Interessanterweise ist in vielen Bereichen der Begriff „Change“ oder „Veränderung“ positiv besetzt: Im Bereich der Persönlichkeitsentwicklung wollen Mitarbeiter ihr Potenzial entfalten, Karriere machen, sich selbst optimieren. Da gehen sie die eigene Veränderung bereitwillig und mit Freude an. Ein weiterer Bereich ist der Humor. Wenn wir einen Witz hören, sehnen wir die unerwartete Wendung in der Geschichte geradezu herbei. Und lachen. Hier scheint Veränderung also auch Spaß zu machen. Dass „Change“ in Unternehmen eher negativ besetzt ist, liegt meist daran, dass die Mitarbeiter schlechte Erfahrungen mit Veränderungsprozessen gemacht haben. In dem Fall bewerten sie die Veränderung als etwas Bedrohliches und Unangenehmes. Das führt zur Ablehnung des Neuen und zum Festhalten am Status Quo. Wenn ein Großteil der Belegschaft diese negative Einstellung hat, wird es jeder Change schwer haben und von Spaß kann erst recht keine Rede sein.

Und wie bringen Unternehmen Veränderungsprozesse, die Spaß machen?
Spaß ist hier kein Selbstzweck. Vielmehr ist Spaß an der Veränderung die Bedingung dafür, dass Veränderung überhaupt stattfindet und dann auch gelingt. Erst wenn ich Spaß an der bevorstehenden Veränderung habe, lasse ich mich wirklich darauf ein und gestalte aktiv an der Zukunft des Unternehmens und damit auch meiner eigenen Zukunft mit. Damit aus Ablehnung Spaß wird, gilt es, seine Einstellung gegenüber der Veränderung zu verändern. Ich nenne es: Das Change-Mindset. Wichtige Elemente des Change-Mindsets sind Offenheit, Selbstverantwortung und eine gute Fehlerkultur.

Spaß an der Veränderung ist die Bedingung dafür, dass Veränderung überhaupt stattfindet und dann auch gelingt.

Bevor Unternehmen das nächste große oder auch kleine Veränderungsprojekt starten, sollten sie also dafür sorgen, dass ihre Mitarbeiten ein Change-Mindset entwickelt haben.
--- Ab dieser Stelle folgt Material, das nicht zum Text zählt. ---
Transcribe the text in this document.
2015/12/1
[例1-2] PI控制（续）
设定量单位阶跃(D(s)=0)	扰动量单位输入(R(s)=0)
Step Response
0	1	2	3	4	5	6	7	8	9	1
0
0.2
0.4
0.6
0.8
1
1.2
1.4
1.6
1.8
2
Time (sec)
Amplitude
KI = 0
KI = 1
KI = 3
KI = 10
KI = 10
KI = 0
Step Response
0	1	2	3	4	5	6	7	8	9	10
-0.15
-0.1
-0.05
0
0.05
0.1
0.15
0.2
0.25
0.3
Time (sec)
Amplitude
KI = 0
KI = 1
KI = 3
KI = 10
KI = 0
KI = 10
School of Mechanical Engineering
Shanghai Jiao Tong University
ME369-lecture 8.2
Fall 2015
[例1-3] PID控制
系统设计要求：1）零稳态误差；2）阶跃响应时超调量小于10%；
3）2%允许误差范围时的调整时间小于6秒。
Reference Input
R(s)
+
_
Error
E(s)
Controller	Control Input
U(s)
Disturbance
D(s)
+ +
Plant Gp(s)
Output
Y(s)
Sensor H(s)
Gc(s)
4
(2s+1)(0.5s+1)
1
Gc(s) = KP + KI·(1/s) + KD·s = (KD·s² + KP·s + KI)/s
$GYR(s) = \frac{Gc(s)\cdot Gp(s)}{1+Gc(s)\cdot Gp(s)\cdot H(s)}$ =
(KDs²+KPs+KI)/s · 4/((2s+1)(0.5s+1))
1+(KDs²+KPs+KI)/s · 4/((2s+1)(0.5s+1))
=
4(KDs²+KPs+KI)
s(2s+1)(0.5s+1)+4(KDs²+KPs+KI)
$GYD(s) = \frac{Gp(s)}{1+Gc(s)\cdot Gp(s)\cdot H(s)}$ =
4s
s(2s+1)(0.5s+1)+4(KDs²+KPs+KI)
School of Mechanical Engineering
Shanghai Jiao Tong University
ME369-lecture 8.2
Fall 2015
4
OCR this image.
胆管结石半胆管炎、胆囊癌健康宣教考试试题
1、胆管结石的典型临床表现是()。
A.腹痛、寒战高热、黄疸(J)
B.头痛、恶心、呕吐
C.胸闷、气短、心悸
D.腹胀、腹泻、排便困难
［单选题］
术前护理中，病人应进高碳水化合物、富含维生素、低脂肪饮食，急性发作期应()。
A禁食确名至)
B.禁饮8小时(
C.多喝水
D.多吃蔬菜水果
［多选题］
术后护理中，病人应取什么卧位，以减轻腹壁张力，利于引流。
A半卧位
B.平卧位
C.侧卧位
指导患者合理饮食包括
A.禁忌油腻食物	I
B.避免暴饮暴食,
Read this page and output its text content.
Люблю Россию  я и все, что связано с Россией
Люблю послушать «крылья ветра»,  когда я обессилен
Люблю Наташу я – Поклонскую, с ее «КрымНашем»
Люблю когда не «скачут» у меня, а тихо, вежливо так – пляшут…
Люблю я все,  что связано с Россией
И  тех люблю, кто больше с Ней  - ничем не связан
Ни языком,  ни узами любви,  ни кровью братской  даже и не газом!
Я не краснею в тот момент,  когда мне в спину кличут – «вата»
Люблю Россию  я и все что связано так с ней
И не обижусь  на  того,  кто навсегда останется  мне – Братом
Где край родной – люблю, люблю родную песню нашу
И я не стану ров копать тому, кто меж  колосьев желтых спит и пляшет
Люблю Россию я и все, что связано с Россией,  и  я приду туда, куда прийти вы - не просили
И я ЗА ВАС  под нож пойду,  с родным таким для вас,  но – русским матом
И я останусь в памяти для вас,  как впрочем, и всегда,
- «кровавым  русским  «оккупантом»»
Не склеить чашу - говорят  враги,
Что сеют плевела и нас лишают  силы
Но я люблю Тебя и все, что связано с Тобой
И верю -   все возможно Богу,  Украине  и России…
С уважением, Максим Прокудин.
Schon bei der Einstellung neuer Arbeiter lässt sich darauf achten. Ansonsten ist es Aufgabe der Führungskräfte, Offenheit, Selbstverantwortung und Fehlerkultur vorzuleben und den Mitarbeitern immer wieder positive Erfahrungen mit Veränderung zu verschaffen. Und klar: Natürlich sollte auch die Unternehmensleitung ein ausgeprägtes Change-Mindset haben und dies vorleben. Wenn das gegeben ist, ist auch der Hauptkritikpunkt bei Veränderungsprozessen gelöst: Die Kommunikation. Mit einem Change-Mindset ist die Kommunikation von Offenheit, Vertrauen und Respekt geprägt und stellt den eigenverantwortlichen Mitarbeiter in den Mittelpunkt.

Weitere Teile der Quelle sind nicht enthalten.